To finance its work, the Dispensary of Hope relies partly on grants and donor contributions. But it covers about 50 percent of its operating expenses through the fees that it collects from access sites. And as the organization adds more sites to its network— it recruits about three new ones per month—those fees will reach a level where they cover the bulk of its costs.
Increasing scale on the supply side is no less important for the Dispensary of Hope. As the organization expands its donor network, it will be able to increase the quality of service that it provides to its access sites. The potential for growth in this area is high. Today, for example, the organization works with about 1,000 physician practices—yet there are more than 98,000 such practices in the United States.

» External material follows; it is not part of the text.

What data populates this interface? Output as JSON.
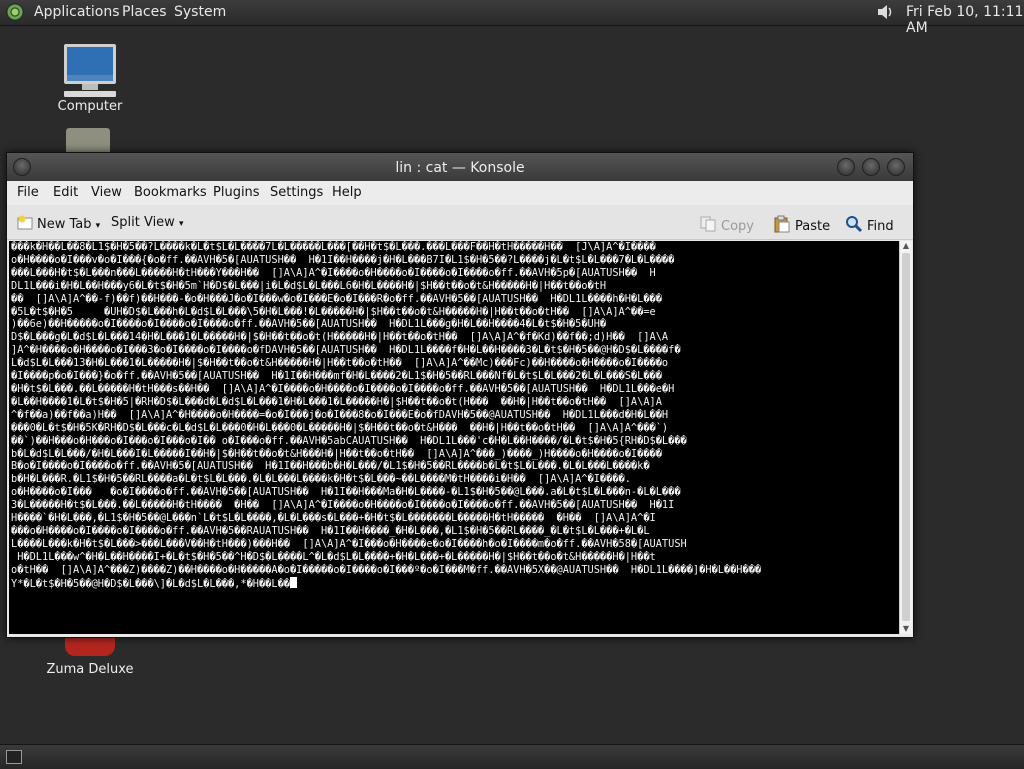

Another growth opportunity for the organization may come with the rollout of the Affordable Care Act. Because the number of people with insurance will increase, pharmaceutical companies are likely to boost their production levels—and the volume of surplus medication will go up as a result. Palombo, moreover, anticipates that between 20 million and 35 million people will remain uncovered by insurance, even after the new law goes fully into effect. “We know the surplus will be there. We know the need will be there. And at the end of the day, we’re going to be there, too,” he says.